I’m using “code” formatting so you can more easily see the punctuation and spacing of this message from the payment requestor. And this is what the message looked like in the email:
And here is the one I received as I was finishing this PayPal phishing scam article.
So, that was odd. I decided to log into my PayPal account, and there was the same message in my inbox. That meant this was a legitimate email and notification coming directly from PayPal. That’s a bit scary. But that doesn’t mean that PayPal was hacked in any way. What it meant was that this particular user was using PayPal’s functionality to try to obtain money illegally.
At that point, I decided to look at the message a bit more closely. And here are the items I identified as being red flags:
- I didn’t know the requestor of the money
- Odd phrasing “call us at toll free number” (as a content writer, I would have said “call us at this toll-free number” or “call us toll-free at” but that is just semantics; and from a grammar perspective, you should hyphenate “toll-free” as an adjective before the noun “number”)
- Toll-free number – I didn’t call it because THAT is how the hack would happen. It is the only way to get your login or personal information. There are probably operators…er…scammers standing by to “help you.”
- “Cancel and claim a refund” seemed odd as well but is designed to scare the reader and encourage them to act.
- Punctuation – note the space in the dollar amount of “$500. 00”
- The next sentence also did not seem to be professionally written and had odd word choices like “reflect on”
- Service hour punctuation – why would you put parenthesis after a colon like that?
- AM/PM – why the odd spacing of “a. m.” and “p. m.”? I would say either AM and PM or a.m. and p.m. without the extra spaces.
- And wait, the huge international company like PayPal doesn’t have extended hours, weekend hours, or 24-hour support? Odd.
After all of those red flags, I decided to contact PayPal support directly to notify them of this false and phishing-like activity.
And, for good measure, I searched for some of the content from the message to see if anyone else had encountered it and/or written about it. I found this very good writeup that had an example that wasn’t identical, but it had many of the same characteristics as mine. The author, Christopher, goes into a lot more detail. And he did actually call the number.
What to do about this PayPal Phishing Scam?
What is the best thing to do about this PayPal phishing scam? Absolutely nothing. Just be aware of it and inform your family and friend (e.g., share this article).
I clicked on the dashboard item in my PayPal account to see if I could dispute or delete the notification. Unfortunately, I couldn’t, but I did get some interesting information. For starters, look at part of this email address itself. (I obfuscated the domain.)
IMAGE EMAIL ADDRESS
And I also got this alert which sounds to me like the account has been shut down or flagged.
A quick note to PayPal – it would be great if you could dispute or at least remove it as you are viewing the item in question. But unfortunately, I don’t know how long it will now sit in my dashboard. And now, I have TWO requests that I can’t remove.

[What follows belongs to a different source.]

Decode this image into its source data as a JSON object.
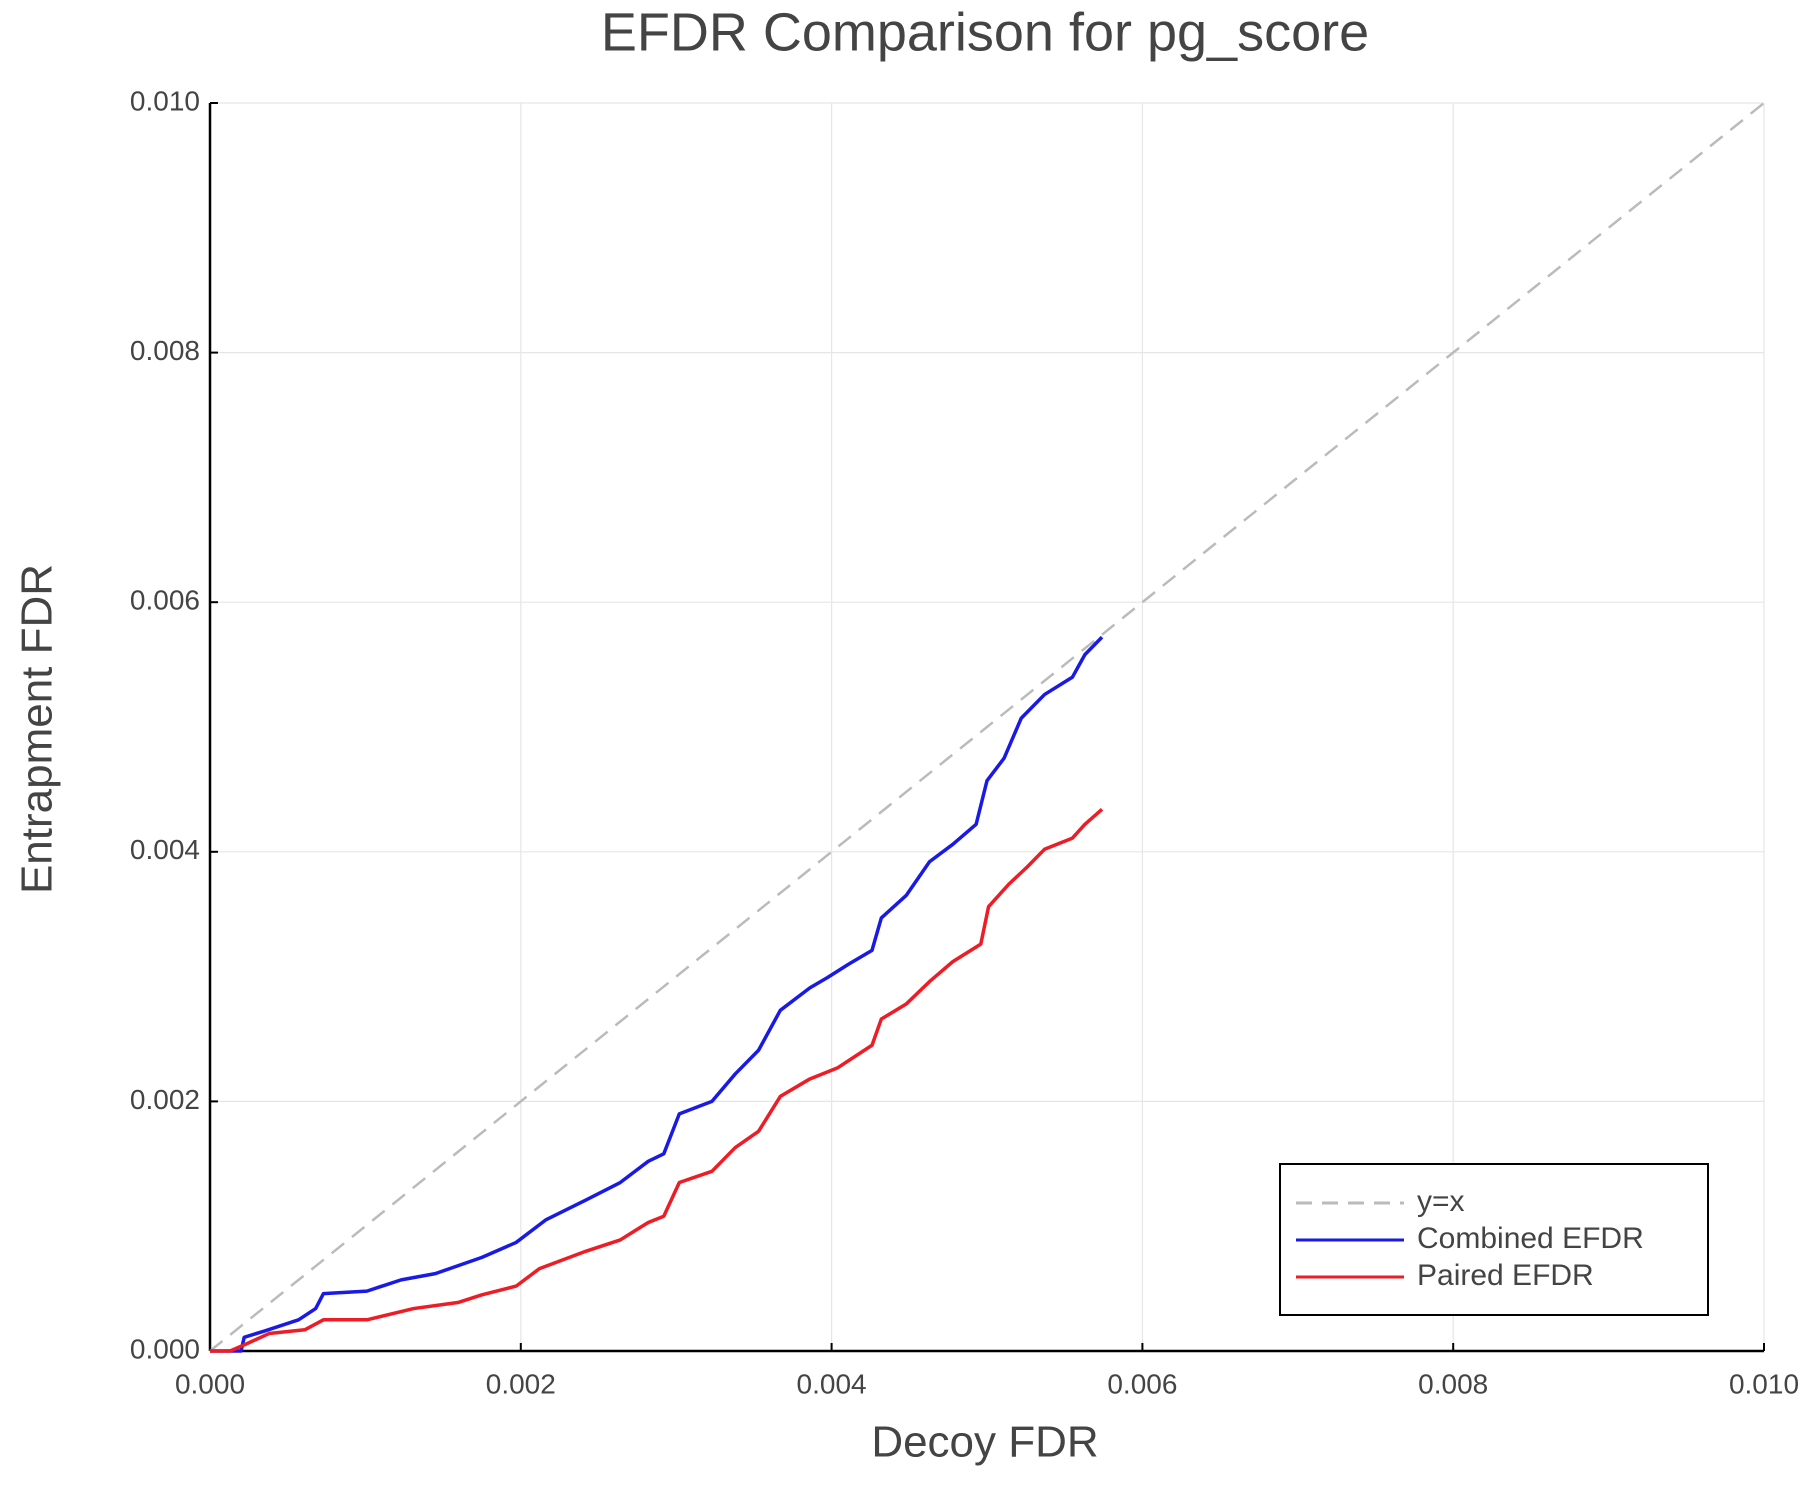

Be sure you read up on how to detect phishing scams or other scams like this PayPal phishing scam. This one was almost legitimately done. It used PayPal functionality for everything, so nothing was out of the ordinary at all.
You have been warned!
If you found this article helpful or if you have encountered anything similar to this, please leave a comment. And I, and your friends and family, would appreciate it if you shared this article to increase the visibility of this PayPal phishing scam issue and spread the knowledge about how to avoid hacking and scams.
HTD says: It’s quite easy to fall for a phishing scam. However, this PayPal phishing scam almost made me fall for it! Remember, if you don’t know it, don’t click it!